Facing oblivion on his final jump in the qualifiers on Saturday, Morris pulled out a stunning jump to advance to the final and give himself the chance to go one better than his 2014 silver medal in Sochi.

The Victorian made it to the last 12 the hard way, fighting his way through the second round after finishing 15th in the first round.

On a night of high quality jumping, Morris managed a big score of 124.89, telling Channel Seven it was a “stressful” moment.

“I don’t want to do that again. I was just looking at the scores to get into the top six and they were like 1.23 which is a fantastic score  to get in, that is a proper competition,” he said.

“You just have to do big straight jumps and stick it, and I came off the jump and thought ‘Oh, this is big!’ and my coach is yelling ‘Stretch!’ and I’m like ‘I don’t think I’m stretched enough and like I’m going to land on my back!’ … it was great and I’m really relieved to get through the qualifications.

“I tend to like train really poorly and then compete really well and today I was training really well and I thought ‘I don’t know if that’s going to pull off’ … it would have been good to get through in the first round and just like ‘peace out’, but I like to keep you watching the TV [in Australia] for a little longer.

Morris has promised he’ll go for gold on Sunday.

“We’ll see you out here tomorrow for some more,” he said.

It is going to be interesting tomorrow because [I’ve got] a chance in the finals and five twists are going to come out , I’m going to practice it in training and I hope you guys get to see that skill because it is something.”

In the women’s short track, Australia’s Deanna Lockett made the semi-final of the 1500m race but crashed out late in the 13-lap contest.

“I was really happy with how I started in the semi-final, but then I got a bit trapped,” Lockett told Olympics.com.au. “I would have liked to go further but that’s just the sport.”

The men’s figure skating saw Japan’s Yuzuru Hanyu win gold for the second straight Winter Olympics, but a skater who missed the medals has shone almost as brightly on a dramatic night at Gangneung Ice Arena.

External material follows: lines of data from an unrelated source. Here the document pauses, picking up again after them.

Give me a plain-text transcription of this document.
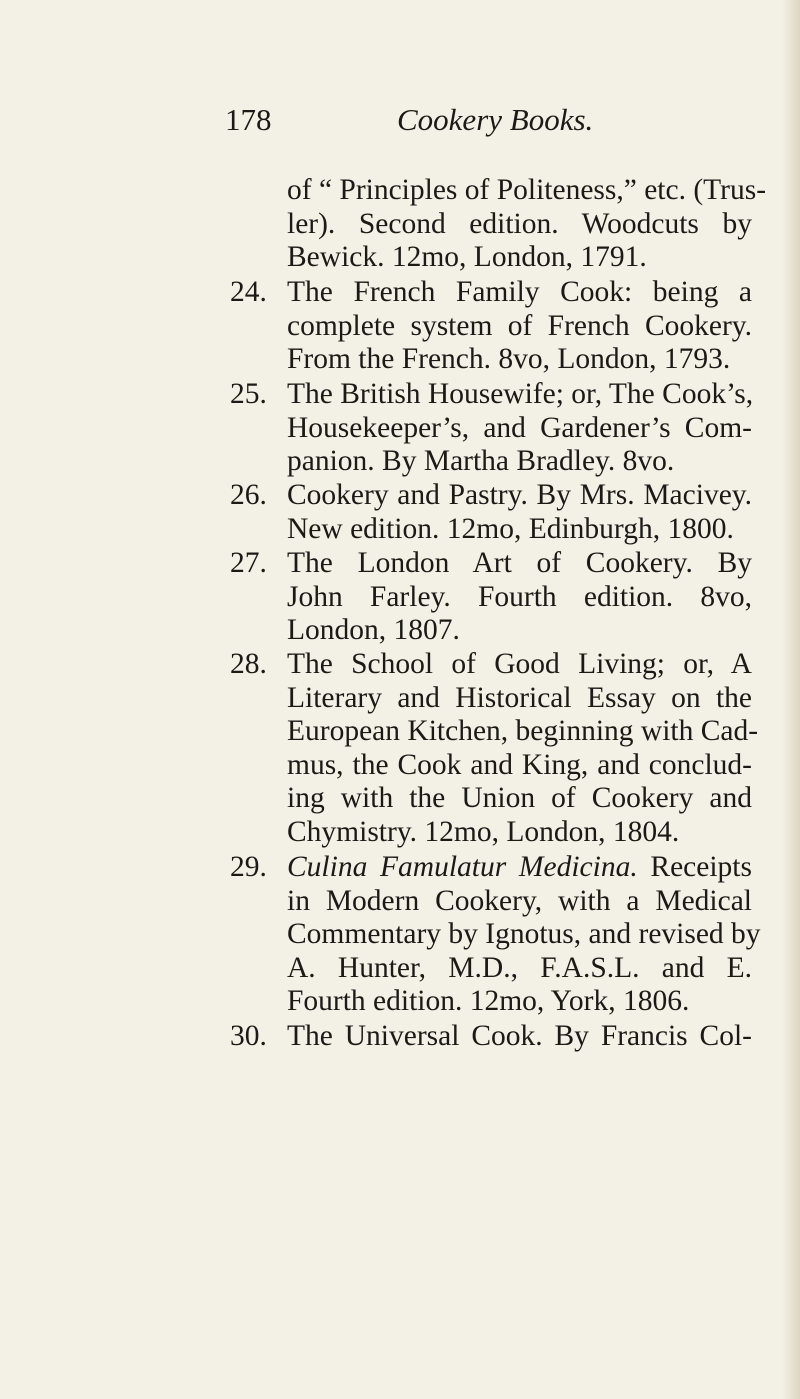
178	Cookery Books.
of “ Principles of Politeness,” etc. (Trus-
ler). Second edition. Woodcuts by
Bewick. 12mo, London, 1791.
24. The French Family Cook: being a
complete system of French Cookery.
From the French. 8vo, London, 1793.
25. The British Housewife; or, The Cook’s,
Housekeeper’s, and Gardener’s Com-
panion. By Martha Bradley. 8vo.
26. Cookery and Pastry. By Mrs. Macivey.
New edition. 12mo, Edinburgh, 1800.
27. The London Art of Cookery. By
John Farley. Fourth edition. 8vo,
London, 1807.
28. The School of Good Living; or, A
Literary and Historical Essay on the
European Kitchen, beginning with Cad-
mus, the Cook and King, and conclud-
ing with the Union of Cookery and
Chymistry. 12mo, London, 1804.
29. Culina Famulatur Medicina. Receipts
in Modern Cookery, with a Medical
Commentary by Ignotus, and revised by
A. Hunter, M.D., F.A.S.L. and E.
Fourth edition. 12mo, York, 1806.
30. The Universal Cook. By Francis Col-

American Nathan Chen had a record-breaking routine featuring six quad jumps, but fell just short of the medals.

No-one had ever done five quad jumps in Winter Olympic history – Chen attempted six in his program, and he landed all of them.

Australia’s Brendan Kerry had a tough start to his free routine, but earned some redemption after a nightmare campaign in Sochi four years ago.

The 23-year-old finished 29th in the short program at the last Winter Olympics, failing to get through to perform his free skating routine. This time, the Sydneysider made sure he was there to the finish, scoring 83.06 to place 16th after the short program.

Kerry — the son of Monica MacDonald, who represented Australia in ice dancing at the 1988 Winter Olympics — was scheduled to begin his long program with two quad jumps, but his toeloop ended up as a double, and his salchow was three rather than four revolutions.

From there, the Australian was struggling to make up the technical elements points to build up his score, but he recovered with a series of solid triple jumps and spins. He finished with 150.75 points, for a total of 233.81.

Brendan Kerry was battling early. Photo: AP

“That [start] was hard, I am not going to lie,” Kerry told Channel Seven.

“When you miss the first jump you kind of like, like a huge wave of disappointment hits you. So you try to forget about that.”

Kerry said he was happy to be part of an Australian team on the rise in winter sports.

“It is awesome … snow sports in Australia are really starting to pick up,” he said.

“The past four to eight years, we have always had some amazing athletes but to have, like, a big group of people that are constantly going out and getting results and to feel like I’m kind of a part of that movement in my sport is a pretty special feeling.”